Small campuses focus on retaining students with the help of technology

Estrella Mountain Community College and Paul Smith’s College used a data-mining company based in Virginia, Starfish Retention Solutions, to pinpoint which students were struggling academically and in danger of dropping out of school.

John Burke, vice president for business and finance for Paul Smith’s College, said providing much-needed help to struggling students wasn’t just in the students’ best interest, but also the institution’s financial stability.

“We have to know that the investments we make to help students succeed are going to pay off,” Burke said.

The retention software used at Paul Smith’s improved student retention by 12 percent in 2010, according to the college, with the most dramatic improvement in sophomore-to-junior year transitions.

And that 12-percent bump has increased campus revenue by $540,000.

College officials also reported a drop in the number of students in its “academic recovery” program. With faculty, instructors, and counselors being able to more easily track students with consistently low grades, students in “academic recovery” dropped by 30 percent last year.

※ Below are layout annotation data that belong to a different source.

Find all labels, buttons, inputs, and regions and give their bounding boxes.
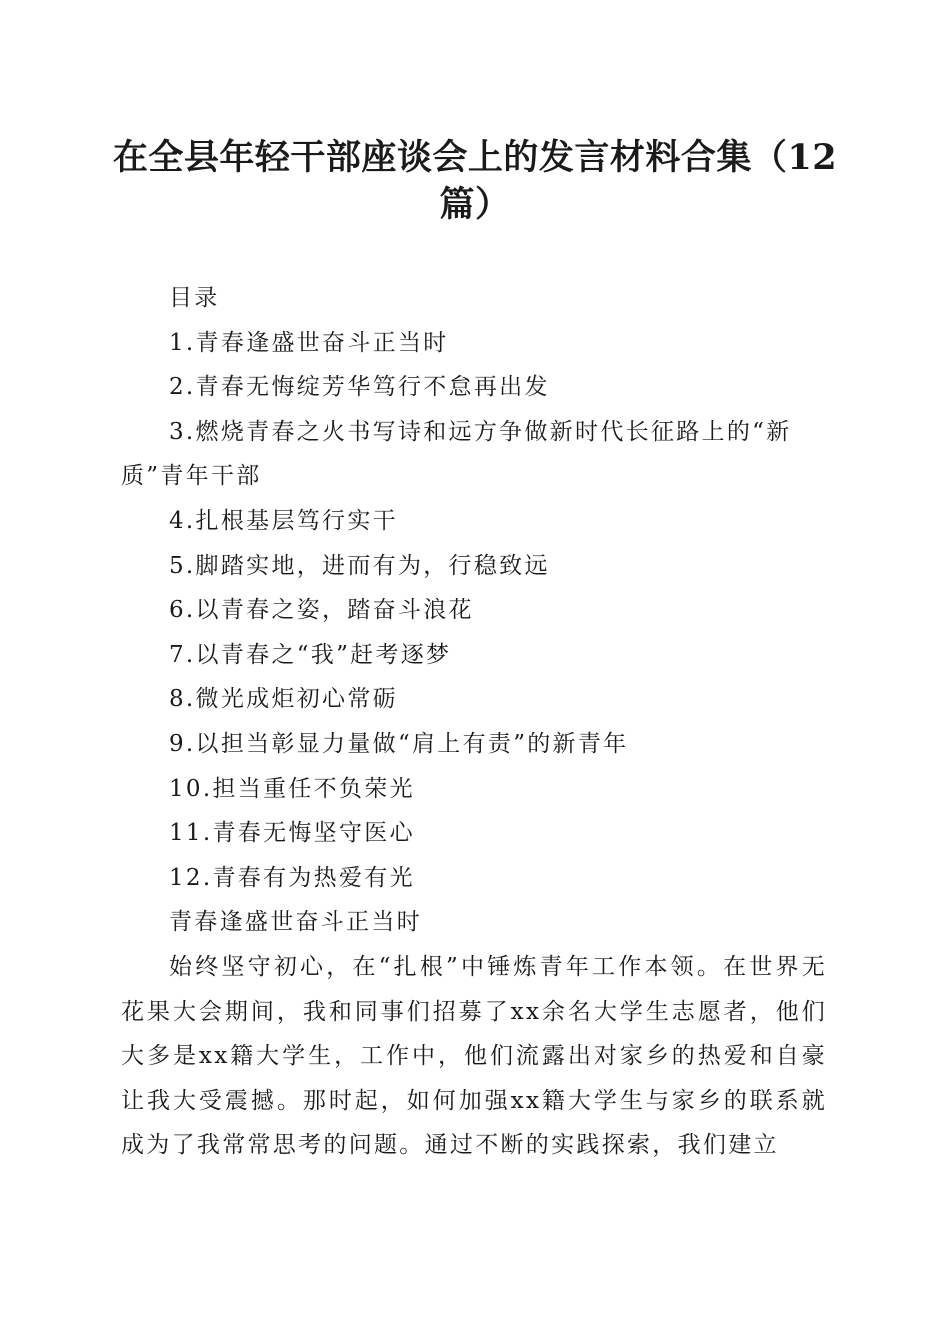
toc-item: 3.燃烧青春之火书写诗和远方争做新时代长征路上的“新质”青年干部	[121, 418, 792, 490]
toc-item: 2.青春无悔绽芳华笃行不怠再出发	[169, 374, 550, 401]
toc-item: 11.青春无悔坚守医心	[169, 820, 415, 847]
toc-item: 7.以青春之“我”赶考逐梦	[169, 641, 452, 668]
toc-item: 8.微光成炬初心常砺	[169, 686, 398, 713]
toc-item: 5.脚踏实地，进而有为，行稳致远	[169, 552, 550, 579]
toc-item: 9.以担当彰显力量做“肩上有责”的新青年	[169, 730, 629, 757]
toc-heading: 目录	[169, 285, 220, 311]
toc-item: 6.以青春之姿，踏奋斗浪花	[169, 597, 474, 624]
toc-item: 4.扎根基层笃行实干	[169, 507, 398, 534]
toc-item: 12.青春有为热爱有光	[169, 864, 415, 891]
toc-item: 1.青春逢盛世奋斗正当时	[169, 329, 449, 356]
toc-item: 10.担当重任不负荣光	[169, 775, 415, 802]
document-title: 在全县年轻干部座谈会上的发言材料合集（12篇）	[112, 137, 838, 225]
document-body	[121, 276, 827, 1168]
body-paragraph: 始终坚守初心，在“扎根”中锤炼青年工作本领。在世界无花果大会期间，我和同事们招募了xx余名大学生志愿者，他们大多是xx籍大学生，工作中，他们流露出对家乡的热爱和自豪让我大受震撼。那时起，如何加强xx籍大学生与家乡的联系就成为了我常常思考的问题。通过不断的实践探索，我们建立	[121, 953, 827, 1159]
section-heading: 青春逢盛世奋斗正当时	[169, 909, 422, 936]
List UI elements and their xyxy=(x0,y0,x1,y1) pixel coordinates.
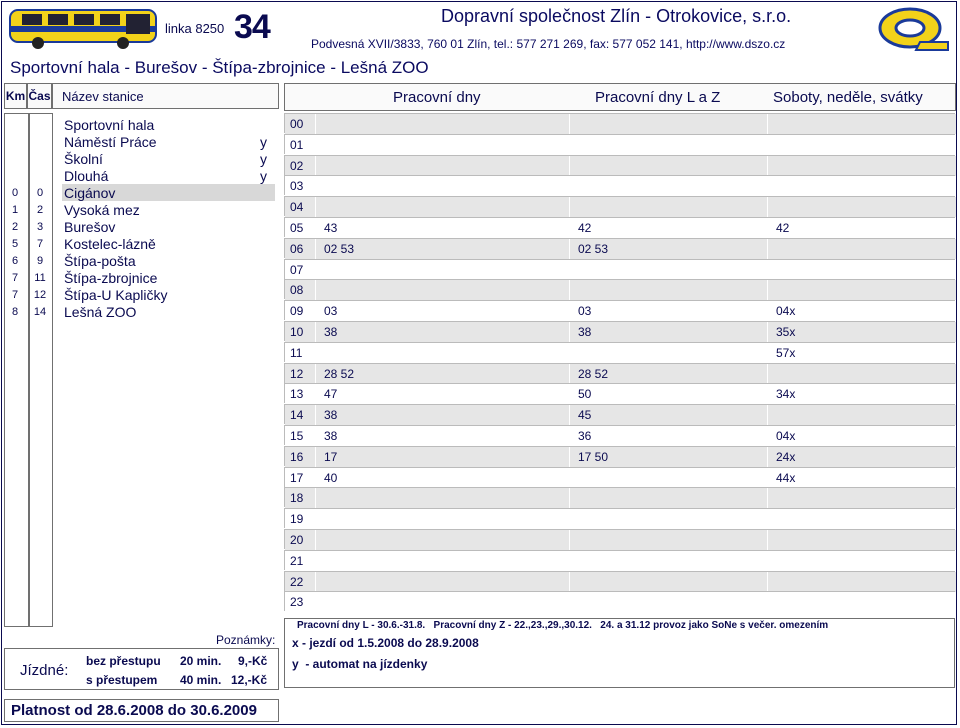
weekday-lz-cell: 36 xyxy=(569,426,767,446)
stop-time: 9 xyxy=(36,255,44,267)
weekday-lz-cell xyxy=(569,572,767,592)
hour-cell: 11 xyxy=(285,343,315,363)
hour-cell: 16 xyxy=(285,447,315,467)
stop-name: Dlouhá xyxy=(64,168,109,184)
stop-km: 6 xyxy=(11,255,19,267)
weekday-cell xyxy=(315,592,569,612)
weekend-cell xyxy=(767,280,956,300)
timetable-row xyxy=(284,259,955,279)
stop-km: 7 xyxy=(11,289,19,301)
weekend-cell xyxy=(767,176,956,196)
weekday-cell xyxy=(315,572,569,592)
fare-label: Jízdné: xyxy=(20,662,69,679)
weekday-lz-cell xyxy=(569,114,767,134)
fare-transfer-time: 40 min. xyxy=(180,673,222,687)
hour-cell: 00 xyxy=(285,114,315,134)
fare-transfer-price: 12,-Kč xyxy=(231,673,268,687)
weekday-cell xyxy=(315,114,569,134)
weekend-cell xyxy=(767,551,956,571)
dszo-logo-icon xyxy=(876,6,952,52)
timetable-row xyxy=(284,508,955,528)
hour-cell: 21 xyxy=(285,551,315,571)
weekday-lz-cell: 28 52 xyxy=(569,364,767,384)
hour-cell: 04 xyxy=(285,197,315,217)
hour-cell: 07 xyxy=(285,260,315,280)
timetable-row xyxy=(284,383,955,403)
timetable-row xyxy=(284,238,955,258)
weekday-lz-cell xyxy=(569,551,767,571)
weekday-cell xyxy=(315,551,569,571)
validity-note: Pracovní dny L - 30.6.-31.8. Pracovní dny Z - 22.,23.,29.,30.12. 24. a 31.12 provoz jako SoNe s večer. omezením xyxy=(297,620,829,631)
weekday-cell: 38 xyxy=(315,322,569,342)
weekend-cell: 04x xyxy=(767,301,956,321)
timetable-header xyxy=(284,83,956,111)
weekend-cell xyxy=(767,260,956,280)
timetable-row xyxy=(284,467,955,487)
header-weekend: Soboty, neděle, svátky xyxy=(773,88,923,106)
timetable-row xyxy=(284,134,955,154)
weekday-cell: 17 xyxy=(315,447,569,467)
hour-cell: 05 xyxy=(285,218,315,238)
weekday-cell: 38 xyxy=(315,405,569,425)
stop-name: Burešov xyxy=(64,219,116,235)
weekday-lz-cell xyxy=(569,488,767,508)
hour-cell: 10 xyxy=(285,322,315,342)
timetable-row xyxy=(284,550,955,570)
header-stop-name: Název stanice xyxy=(52,83,279,109)
weekend-cell xyxy=(767,572,956,592)
stop-flag: y xyxy=(260,151,267,167)
weekday-cell: 47 xyxy=(315,384,569,404)
timetable-row xyxy=(284,363,955,383)
stop-km: 2 xyxy=(11,221,19,233)
stop-km: 8 xyxy=(11,306,19,318)
weekend-cell xyxy=(767,135,956,155)
timetable-row xyxy=(284,425,955,445)
weekday-lz-cell xyxy=(569,280,767,300)
weekday-lz-cell xyxy=(569,530,767,550)
timetable-row xyxy=(284,279,955,299)
weekday-cell: 43 xyxy=(315,218,569,238)
notes-label: Poznámky: xyxy=(216,633,276,647)
weekday-lz-cell xyxy=(569,468,767,488)
weekend-cell xyxy=(767,364,956,384)
header-weekday: Pracovní dny xyxy=(393,88,481,106)
weekday-lz-cell xyxy=(569,176,767,196)
timetable-row xyxy=(284,113,955,133)
weekday-lz-cell: 17 50 xyxy=(569,447,767,467)
weekday-cell xyxy=(315,135,569,155)
weekday-cell: 40 xyxy=(315,468,569,488)
stop-flag: y xyxy=(260,134,267,150)
timetable-row xyxy=(284,321,955,341)
hour-cell: 19 xyxy=(285,509,315,529)
weekend-cell: 34x xyxy=(767,384,956,404)
weekday-cell: 03 xyxy=(315,301,569,321)
weekday-lz-cell: 50 xyxy=(569,384,767,404)
fare-no-transfer-price: 9,-Kč xyxy=(238,654,268,668)
line-number: 34 xyxy=(234,8,270,46)
weekday-lz-cell: 38 xyxy=(569,322,767,342)
weekday-lz-cell xyxy=(569,509,767,529)
hour-cell: 12 xyxy=(285,364,315,384)
timetable-row xyxy=(284,300,955,320)
timetable-row xyxy=(284,487,955,507)
weekday-lz-cell: 02 53 xyxy=(569,239,767,259)
hour-cell: 01 xyxy=(285,135,315,155)
hour-cell: 06 xyxy=(285,239,315,259)
hour-cell: 02 xyxy=(285,156,315,176)
hour-cell: 15 xyxy=(285,426,315,446)
weekend-cell xyxy=(767,239,956,259)
stop-name: Sportovní hala xyxy=(64,117,155,133)
weekend-cell xyxy=(767,156,956,176)
weekend-cell xyxy=(767,530,956,550)
weekday-cell xyxy=(315,197,569,217)
timetable-row xyxy=(284,175,955,195)
weekday-cell xyxy=(315,260,569,280)
timetable-row xyxy=(284,217,955,237)
route-title: Sportovní hala - Burešov - Štípa-zbrojnice - Lešná ZOO xyxy=(10,58,429,77)
stop-flag: y xyxy=(260,168,267,184)
weekday-cell xyxy=(315,530,569,550)
stop-time: 11 xyxy=(34,272,46,284)
weekday-lz-cell xyxy=(569,592,767,612)
line-label: linka 8250 xyxy=(165,21,225,36)
weekend-cell xyxy=(767,114,956,134)
hour-cell: 17 xyxy=(285,468,315,488)
timetable-row xyxy=(284,529,955,549)
weekday-cell xyxy=(315,509,569,529)
weekday-cell: 28 52 xyxy=(315,364,569,384)
hour-cell: 03 xyxy=(285,176,315,196)
weekday-lz-cell: 42 xyxy=(569,218,767,238)
weekday-cell xyxy=(315,488,569,508)
company-contact: Podvesná XVII/3833, 760 01 Zlín, tel.: 577 271 269, fax: 577 052 141, http://www.dszo.cz xyxy=(311,37,786,51)
stop-time: 3 xyxy=(36,221,44,233)
weekday-cell: 02 53 xyxy=(315,239,569,259)
weekend-cell xyxy=(767,509,956,529)
weekend-cell xyxy=(767,488,956,508)
hour-cell: 14 xyxy=(285,405,315,425)
timetable-row xyxy=(284,155,955,175)
hour-cell: 22 xyxy=(285,572,315,592)
timetable-row xyxy=(284,571,955,591)
weekend-cell xyxy=(767,405,956,425)
weekday-cell xyxy=(315,176,569,196)
stop-name: Náměstí Práce xyxy=(64,134,157,150)
hour-cell: 23 xyxy=(285,592,315,612)
stop-name: Lešná ZOO xyxy=(64,304,137,320)
weekday-cell xyxy=(315,280,569,300)
weekday-cell xyxy=(315,343,569,363)
fare-transfer: s přestupem xyxy=(86,673,158,687)
stop-name: Školní xyxy=(64,151,103,167)
weekday-lz-cell xyxy=(569,343,767,363)
hour-cell: 13 xyxy=(285,384,315,404)
bus-icon xyxy=(8,6,158,52)
fare-no-transfer-time: 20 min. xyxy=(180,654,222,668)
weekend-cell xyxy=(767,197,956,217)
timetable-row xyxy=(284,446,955,466)
weekday-lz-cell: 03 xyxy=(569,301,767,321)
weekend-cell: 57x xyxy=(767,343,956,363)
weekend-cell: 35x xyxy=(767,322,956,342)
timetable-row xyxy=(284,404,955,424)
stop-km: 0 xyxy=(11,187,19,199)
weekday-lz-cell xyxy=(569,156,767,176)
stop-time: 7 xyxy=(36,238,44,250)
stop-km: 1 xyxy=(11,204,19,216)
header-km: Km xyxy=(4,83,27,109)
weekend-cell: 04x xyxy=(767,426,956,446)
hour-cell: 18 xyxy=(285,488,315,508)
header-cas: Čas xyxy=(27,83,52,109)
weekday-cell xyxy=(315,156,569,176)
hour-cell: 09 xyxy=(285,301,315,321)
weekday-lz-cell xyxy=(569,135,767,155)
hour-cell: 20 xyxy=(285,530,315,550)
y-note: y - automat na jízdenky xyxy=(292,657,428,671)
stop-km: 7 xyxy=(11,272,19,284)
timetable-row xyxy=(284,342,955,362)
hour-cell: 08 xyxy=(285,280,315,300)
weekday-lz-cell xyxy=(569,260,767,280)
weekday-lz-cell: 45 xyxy=(569,405,767,425)
header-weekday-lz: Pracovní dny L a Z xyxy=(595,88,721,106)
stop-name: Vysoká mez xyxy=(64,202,140,218)
stop-time: 0 xyxy=(36,187,44,199)
weekend-cell: 44x xyxy=(767,468,956,488)
validity-period: Platnost od 28.6.2008 do 30.6.2009 xyxy=(4,699,279,722)
stop-name: Štípa-zbrojnice xyxy=(64,270,158,286)
timetable-row xyxy=(284,196,955,216)
weekday-cell: 38 xyxy=(315,426,569,446)
stop-time: 12 xyxy=(33,289,47,301)
weekend-cell: 42 xyxy=(767,218,956,238)
fare-no-transfer: bez přestupu xyxy=(86,654,161,668)
stop-name: Kostelec-lázně xyxy=(64,236,156,252)
stop-name: Štípa-U Kapličky xyxy=(64,287,168,303)
stop-name: Štípa-pošta xyxy=(64,253,136,269)
weekend-cell: 24x xyxy=(767,447,956,467)
weekday-lz-cell xyxy=(569,197,767,217)
timetable-row xyxy=(284,591,955,611)
stop-name: Cigánov xyxy=(64,185,116,201)
x-note: x - jezdí od 1.5.2008 do 28.9.2008 xyxy=(292,636,479,650)
stop-time: 14 xyxy=(33,306,47,318)
stop-time: 2 xyxy=(36,204,44,216)
company-name: Dopravní společnost Zlín - Otrokovice, s.r.o. xyxy=(441,6,792,26)
stop-km: 5 xyxy=(11,238,19,250)
weekend-cell xyxy=(767,592,956,612)
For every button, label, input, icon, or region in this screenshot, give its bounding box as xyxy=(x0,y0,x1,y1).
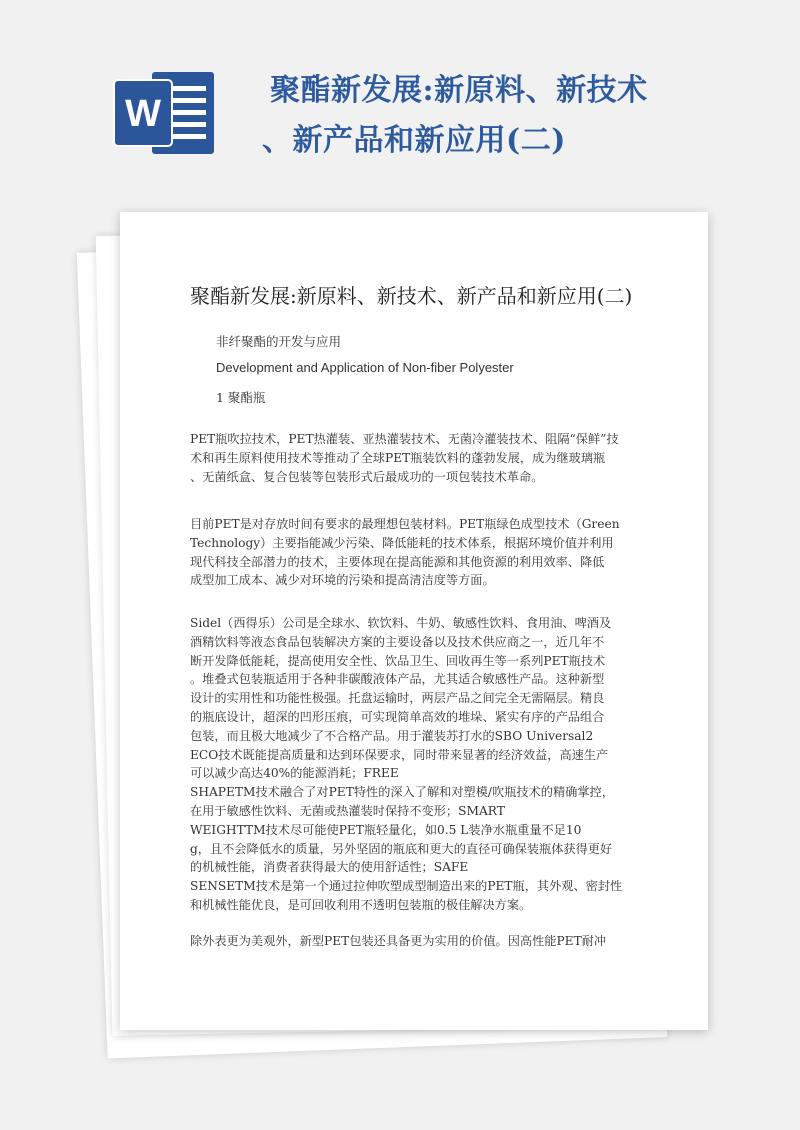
paragraph-3: Sidel（西得乐）公司是全球水、软饮料、牛奶、敏感性饮料、食用油、啤酒及 酒精饮料等液态食品包装解决方案的主要设备以及技术供应商之一，近几年不 断开发降低能耗，提高使用安全性、饮品卫生、回收再生等一系列PET瓶技术 。堆叠式包装瓶适用于各种非碳酸液体产品，尤其适合敏感性产品。这种新型 设计的实用性和功能性极强。托盘运输时，两层产品之间完全无需隔层。精良 的瓶底设计，超深的凹形压痕，可实现简单高效的堆垛、紧实有序的产品组合 包装，而且极大地减少了不合格产品。用于灌装苏打水的SBO Universal2 ECO技术既能提高质量和达到环保要求，同时带来显著的经济效益，高速生产 可以减少高达40%的能源消耗；FREE SHAPETM技术融合了对PET特性的深入了解和对塑模/吹瓶技术的精确掌控， 在用于敏感性饮料、无菌或热灌装时保持不变形；SMART WEIGHTTM技术尽可能使PET瓶轻量化，如0.5 L装净水瓶重量不足10 g，且不会降低水的质量，另外坚固的瓶底和更大的直径可确保装瓶体获得更好 的机械性能，消费者获得最大的使用舒适性；SAFE SENSETM技术是第一个通过拉伸吹塑成型制造出来的PET瓶，其外观、密封性 和机械性能优良，是可回收利用不透明包装瓶的极佳解决方案。 xyxy=(190,616,623,912)
subtitle-chinese: 非纤聚酯的开发与应用 xyxy=(216,334,342,349)
document-page xyxy=(120,212,708,1030)
page-title xyxy=(262,66,682,166)
word-document-icon xyxy=(112,68,216,158)
svg-text:W: W xyxy=(125,93,161,135)
title-line-2: 、新产品和新应用(二) xyxy=(262,123,566,158)
document-title: 聚酯新发展:新原料、新技术、新产品和新应用(二) xyxy=(190,284,633,308)
paragraph-4: 除外表更为美观外，新型PET包装还具备更为实用的价值。因高性能PET耐冲 xyxy=(190,934,607,948)
section-heading: 1 聚酯瓶 xyxy=(216,390,266,405)
subtitle-english: Development and Application of Non-fiber Polyester xyxy=(216,360,514,375)
title-line-1: 聚酯新发展:新原料、新技术 xyxy=(270,73,648,108)
paragraph-2: 目前PET是对存放时间有要求的最理想包装材料。PET瓶绿色成型技术（Green Technology）主要指能减少污染、降低能耗的技术体系，根据环境价值并利用 现代科技全部潜力的技术，主要体现在提高能源和其他资源的利用效率、降低 成型加工成本、减少对环境的污染和提高清洁度等方面。 xyxy=(190,517,620,588)
paragraph-1: PET瓶吹拉技术，PET热灌装、亚热灌装技术、无菌冷灌装技术、阻隔“保鲜”技 术和再生原料使用技术等推动了全球PET瓶装饮料的蓬勃发展，成为继玻璃瓶 、无菌纸盒、复合包装等包装形式后最成功的一项包装技术革命。 xyxy=(190,432,619,484)
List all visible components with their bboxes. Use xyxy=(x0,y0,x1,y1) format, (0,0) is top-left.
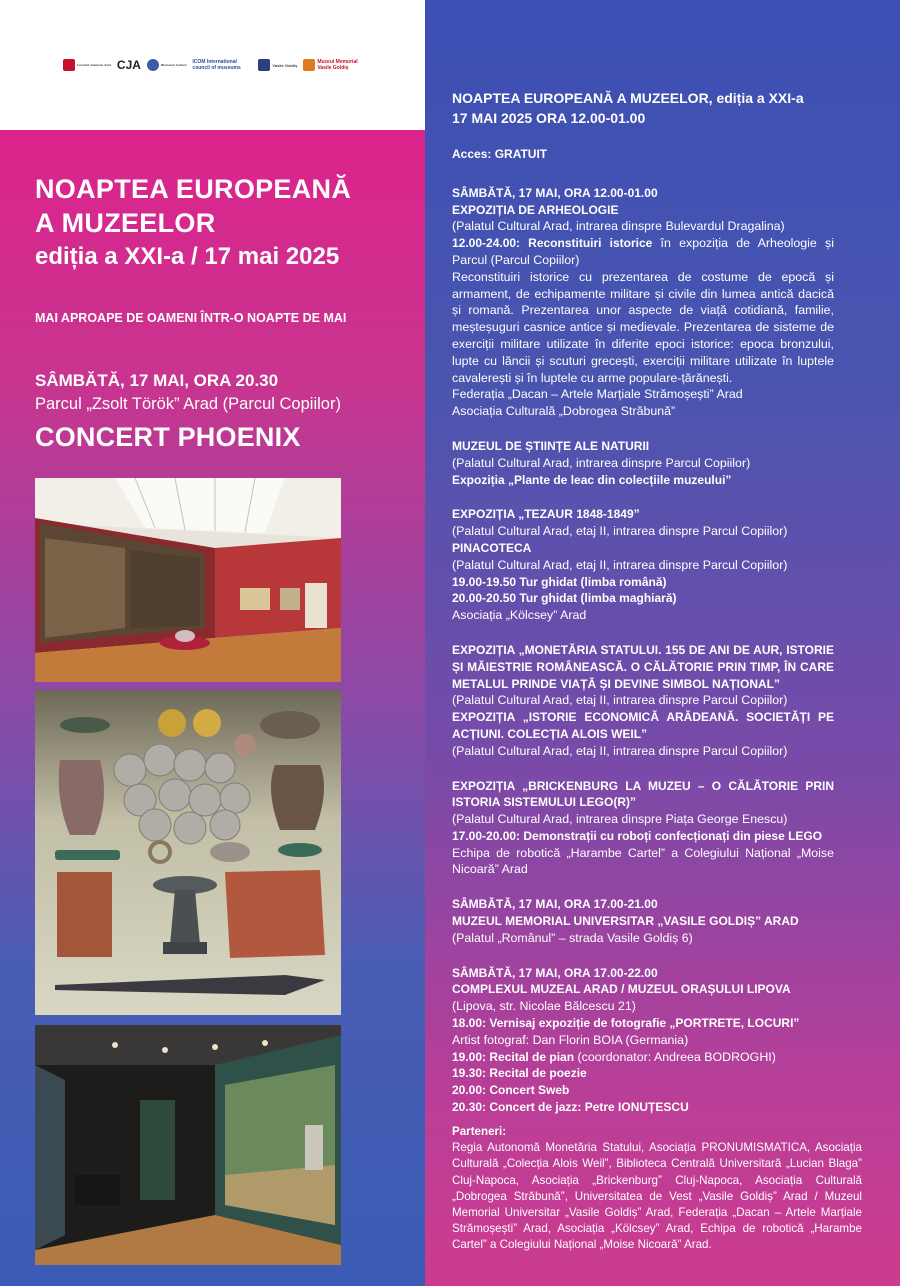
partners-title: Parteneri: xyxy=(452,1125,507,1138)
s3-location: (Palatul Cultural Arad, etaj II, intrarea dinspre Parcul Copiilor) xyxy=(452,524,788,539)
logo-cja: CJA xyxy=(116,58,141,72)
title-edition: ediția a XXI-a / 17 mai 2025 xyxy=(35,243,340,270)
s4-title: EXPOZIȚIA „MONETĂRIA STATULUI. 155 DE ANI DE AUR, ISTORIE ȘI MĂIESTRIE ROMÂNEASCĂ. O CĂLĂTORIE PRIN TIMP, ÎN CARE METALUL PRINDE VIAȚĂ ȘI DEVINE SIMBOL NAȚIONAL” xyxy=(452,642,834,691)
concert-block xyxy=(35,371,341,453)
program-body xyxy=(452,146,834,1116)
logo-muzeu-goldis: Muzeul Memorial Vasile Goldiș xyxy=(303,59,362,71)
s4-location: (Palatul Cultural Arad, etaj II, intrarea dinspre Parcul Copiilor) xyxy=(452,693,788,708)
left-panel xyxy=(0,0,425,1286)
partners-block xyxy=(452,1124,862,1254)
s2-location: (Palatul Cultural Arad, intrarea dinspre Parcul Copiilor) xyxy=(452,455,751,470)
s3-location-2: (Palatul Cultural Arad, etaj II, intrarea dinspre Parcul Copiilor) xyxy=(452,557,788,572)
s6-title: MUZEUL MEMORIAL UNIVERSITAR „VASILE GOLDIȘ” ARAD xyxy=(452,914,799,929)
partners-list: Regia Autonomă Monetăria Statului, Asociația PRONUMISMATICA, Asociația Culturală „Colecția Alois Weil”, Biblioteca Centrală Universitară „Lucian Blaga” Cluj-Napoca, Asociația „Brickenburg” Cluj-Napoca, Asociația Culturală „Dobrogea Străbună”, Universitatea de Vest „Vasile Goldiș” Arad / Muzeul Memorial Universitar „Vasile Goldiș” Arad, Federația „Dacan – Artele Marțiale Strămoșești” Arad, Asociația „Kölcsey” Arad, Echipa de robotică „Harambe Cartel” a Colegiului Național „Moise Nicoară” Arad. xyxy=(452,1141,862,1252)
concert-date: SÂMBĂTĂ, 17 MAI, ORA 20.30 xyxy=(35,371,279,390)
logo-strip xyxy=(0,0,425,130)
s1-title: EXPOZIȚIA DE ARHEOLOGIE xyxy=(452,202,619,217)
s3-subtitle: PINACOTECA xyxy=(452,540,532,555)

Estrella officials used the Starfish software to find and help students who were frequently tardy for class or absent altogether. The program also took academic performance into account.

When the Starfish software flagged an Estrella student, a message was sent to a college counselor, who contacted the student.

Ninety-eight percent of faculty concerns about struggling students logged in the Estrella database resulted in student consultations with tutors and counselors, according to Starfish.

“The fact that Starfish automatically delivers that feedback to the service providers on campus makes timely intervention possible,” said Joyce Jackson, dean of academic affairs. “Faculty confidence in the system is increasing as service providers close the loop to inform faculty that their student referrals are being addressed.”

The University of Kansas launched its retention program after a 2010 report showed that almost three in 10 students who came to the school in 2007 had left three years later.